After this shock at the pump, feverish American consumers could gradually ask themselves whether or not they must limit themselves somewhere.

However if moderation became a virtue again, this would have serious consequences for a national economy entirely oriented on heavily indebted consumers spending more than they have. The savings rate is at minus 0.6 percent.

The correction of the latest annual forecast of Wal-Mart, the largest worldwide business, alarms consumer researchers. Corporate head Lee Scott made the price of gasoline responsible that their goals were not reached. American retailers have seldom looked forward so anxiously to Christmas business.

In the second quarter, the whole economy grew more weakly than expected. Important indicators like the sales index for the Chicago region registered an unparalleled slump in August 2005. This slump reflects the deep crisis in the US auto industry.

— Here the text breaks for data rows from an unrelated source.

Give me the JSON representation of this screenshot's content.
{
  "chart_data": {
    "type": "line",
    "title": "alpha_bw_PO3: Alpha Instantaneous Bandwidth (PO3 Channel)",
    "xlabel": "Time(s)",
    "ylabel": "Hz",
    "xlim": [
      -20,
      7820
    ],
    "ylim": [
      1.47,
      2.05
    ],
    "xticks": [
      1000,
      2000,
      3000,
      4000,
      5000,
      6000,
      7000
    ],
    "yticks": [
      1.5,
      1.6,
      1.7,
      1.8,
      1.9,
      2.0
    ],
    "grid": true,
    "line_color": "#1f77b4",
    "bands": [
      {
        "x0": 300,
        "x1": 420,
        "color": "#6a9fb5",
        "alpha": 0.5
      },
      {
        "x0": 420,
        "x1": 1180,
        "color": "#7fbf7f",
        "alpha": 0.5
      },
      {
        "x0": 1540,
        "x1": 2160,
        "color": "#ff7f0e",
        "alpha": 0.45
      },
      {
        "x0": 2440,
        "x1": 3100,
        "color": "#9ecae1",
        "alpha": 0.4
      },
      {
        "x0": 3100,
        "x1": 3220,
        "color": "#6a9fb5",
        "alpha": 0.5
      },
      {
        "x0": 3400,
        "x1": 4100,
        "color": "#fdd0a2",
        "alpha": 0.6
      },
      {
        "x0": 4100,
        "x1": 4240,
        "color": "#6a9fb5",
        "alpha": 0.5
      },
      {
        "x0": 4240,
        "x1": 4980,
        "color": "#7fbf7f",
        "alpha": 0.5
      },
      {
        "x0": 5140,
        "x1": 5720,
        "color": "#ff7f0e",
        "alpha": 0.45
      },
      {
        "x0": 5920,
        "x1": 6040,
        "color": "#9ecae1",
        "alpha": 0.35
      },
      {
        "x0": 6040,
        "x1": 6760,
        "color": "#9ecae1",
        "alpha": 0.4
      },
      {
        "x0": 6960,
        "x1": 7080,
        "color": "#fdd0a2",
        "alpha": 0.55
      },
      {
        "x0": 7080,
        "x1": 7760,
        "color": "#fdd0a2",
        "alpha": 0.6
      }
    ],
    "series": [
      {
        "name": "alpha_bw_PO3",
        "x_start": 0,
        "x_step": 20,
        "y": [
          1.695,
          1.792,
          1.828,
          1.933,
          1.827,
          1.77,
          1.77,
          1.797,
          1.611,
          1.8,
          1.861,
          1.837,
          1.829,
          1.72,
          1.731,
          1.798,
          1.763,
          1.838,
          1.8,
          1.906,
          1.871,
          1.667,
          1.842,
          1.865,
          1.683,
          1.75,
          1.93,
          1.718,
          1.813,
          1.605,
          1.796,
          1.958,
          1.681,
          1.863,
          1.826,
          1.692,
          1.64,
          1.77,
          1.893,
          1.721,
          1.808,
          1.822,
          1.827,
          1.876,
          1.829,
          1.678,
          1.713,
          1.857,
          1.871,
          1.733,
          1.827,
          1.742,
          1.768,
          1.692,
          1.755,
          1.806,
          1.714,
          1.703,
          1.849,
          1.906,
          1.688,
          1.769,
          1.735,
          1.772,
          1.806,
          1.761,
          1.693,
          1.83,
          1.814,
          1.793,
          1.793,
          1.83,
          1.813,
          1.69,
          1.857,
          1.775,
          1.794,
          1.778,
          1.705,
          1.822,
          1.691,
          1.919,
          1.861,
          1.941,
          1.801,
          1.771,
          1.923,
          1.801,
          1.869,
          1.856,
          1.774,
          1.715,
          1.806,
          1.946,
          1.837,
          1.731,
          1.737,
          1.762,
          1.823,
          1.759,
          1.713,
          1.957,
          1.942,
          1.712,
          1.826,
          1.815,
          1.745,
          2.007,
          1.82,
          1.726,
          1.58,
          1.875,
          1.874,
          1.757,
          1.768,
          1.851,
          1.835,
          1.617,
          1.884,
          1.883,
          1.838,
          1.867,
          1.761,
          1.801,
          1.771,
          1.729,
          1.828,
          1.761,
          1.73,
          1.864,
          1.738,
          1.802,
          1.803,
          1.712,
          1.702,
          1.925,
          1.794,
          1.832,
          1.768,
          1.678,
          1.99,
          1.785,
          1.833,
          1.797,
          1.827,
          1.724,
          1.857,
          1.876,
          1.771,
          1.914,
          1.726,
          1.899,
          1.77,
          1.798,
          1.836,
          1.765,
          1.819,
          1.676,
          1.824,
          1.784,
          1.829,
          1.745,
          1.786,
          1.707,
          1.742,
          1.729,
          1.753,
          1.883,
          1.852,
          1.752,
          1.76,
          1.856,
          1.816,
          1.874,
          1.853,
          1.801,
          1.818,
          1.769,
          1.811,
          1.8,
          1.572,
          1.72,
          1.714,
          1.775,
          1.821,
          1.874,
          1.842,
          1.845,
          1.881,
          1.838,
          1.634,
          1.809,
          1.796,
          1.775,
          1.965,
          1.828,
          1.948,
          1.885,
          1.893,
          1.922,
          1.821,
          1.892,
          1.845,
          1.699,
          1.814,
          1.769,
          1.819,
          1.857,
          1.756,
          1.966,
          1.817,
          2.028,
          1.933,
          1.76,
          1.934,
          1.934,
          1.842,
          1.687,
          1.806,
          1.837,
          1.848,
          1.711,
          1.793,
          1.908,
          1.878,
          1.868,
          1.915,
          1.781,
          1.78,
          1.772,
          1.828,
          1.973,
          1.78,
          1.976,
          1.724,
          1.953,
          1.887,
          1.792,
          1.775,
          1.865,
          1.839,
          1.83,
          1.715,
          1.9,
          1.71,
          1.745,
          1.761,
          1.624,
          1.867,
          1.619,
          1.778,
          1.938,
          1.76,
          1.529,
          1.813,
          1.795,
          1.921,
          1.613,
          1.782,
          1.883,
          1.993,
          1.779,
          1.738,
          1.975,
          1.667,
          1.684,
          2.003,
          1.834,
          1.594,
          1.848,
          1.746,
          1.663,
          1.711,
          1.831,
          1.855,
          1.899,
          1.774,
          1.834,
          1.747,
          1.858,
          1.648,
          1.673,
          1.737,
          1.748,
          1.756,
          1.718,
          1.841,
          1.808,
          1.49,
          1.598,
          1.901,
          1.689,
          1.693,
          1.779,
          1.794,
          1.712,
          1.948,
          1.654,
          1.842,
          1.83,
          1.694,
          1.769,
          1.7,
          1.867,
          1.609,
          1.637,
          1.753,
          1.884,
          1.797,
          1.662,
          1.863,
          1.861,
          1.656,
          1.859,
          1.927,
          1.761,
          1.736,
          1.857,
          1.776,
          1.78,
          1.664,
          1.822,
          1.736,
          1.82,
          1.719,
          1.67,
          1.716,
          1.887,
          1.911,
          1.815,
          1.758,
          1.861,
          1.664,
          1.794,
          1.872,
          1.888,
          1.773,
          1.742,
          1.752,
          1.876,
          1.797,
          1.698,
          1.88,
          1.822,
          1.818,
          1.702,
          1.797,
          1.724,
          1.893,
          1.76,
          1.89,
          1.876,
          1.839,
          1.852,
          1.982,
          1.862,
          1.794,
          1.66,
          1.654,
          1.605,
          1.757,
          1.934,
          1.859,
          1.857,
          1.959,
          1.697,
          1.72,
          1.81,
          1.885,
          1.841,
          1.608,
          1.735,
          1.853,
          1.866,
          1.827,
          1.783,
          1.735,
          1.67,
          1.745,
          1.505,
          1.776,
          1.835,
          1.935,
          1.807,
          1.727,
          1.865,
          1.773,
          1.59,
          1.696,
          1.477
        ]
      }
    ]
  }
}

The warning of the Federal Reserve Bank Alan Greenspan that consumers may not rely on the continued increased value of their homes has underscored the fragility of the basis of the long robust US economy. Stephen Roach, the skeptical analyst of the Morgan Stanley investment bank, sees the economic superpower at a “turning point”.

In Germany, economists are also beginning to revise their economic forecasts. The shopping mood of consumers has been visibly depressed for years; real wages have stagnated for a long time. Purchasing power declines.

A normal household spends 128 Euros more for fuel than a year ago, the Institute of the German Economy estimates. Car drivers pay gnashing their teeth or – and this is new – leave their vehicles at home. “The risk that private consumption will stagnate in the second half of the year is considerable,” says Deutsche Bank economist Stefan Biehmeier.

Nevertheless most economists guard themselves from drawing parallels to the price shocks of the past. Inflation seems under control today. Thanks to economical motors and boilers and better heat installations in industrials states, energy as a cost-factor does not play a significant role any more. Ten percent of household income in Germany is spent on gasoline, gas and heating oil.

The high price of oil is a sign that the energy hunger in China is not slackening. China’s economy is expanding. This is far more important than the financial sacrifice that the citizens make at the gas station.

“Everything is not as dramatic as in the seventies or eighties,” Dennis Snower, head of the Kiel Institute for the World Economy, tries to put us to rest.

Throwing parts of strategic reserves on the market, as German chancellor Gerhard Schroeder announced on Friday, is wasted effort. This step may not have a permanent influence on the price. Gasoline, diesel and heating oil are lacking more than oil. The increase in the spot-market prices in Rotterdam of around 28 percent in merely two weeks shows how coveted are refined oil products. Crude oil is only 2 percent more expensive.

Rather the government by touching the oil reserves made this psychologically important buffer into the last trump – and gave the markets a signal that forces up the price.

Some experts look forward to times of falling oil prices. Holger Schmieding, London chief economist of the Bank of America, regards the current bull market as exaggerated and expects a level of 50 dollars per barrel (159 liters) by the end of 2005 that will fall to 40 dollars by Easter. “That would be a justified price.”

This optimistic scenario does not change the fact that the current oil price shock will affect the German economy. The hurricane disaster delays the economy stimulation. “The oil price will prevent our upswing this year.”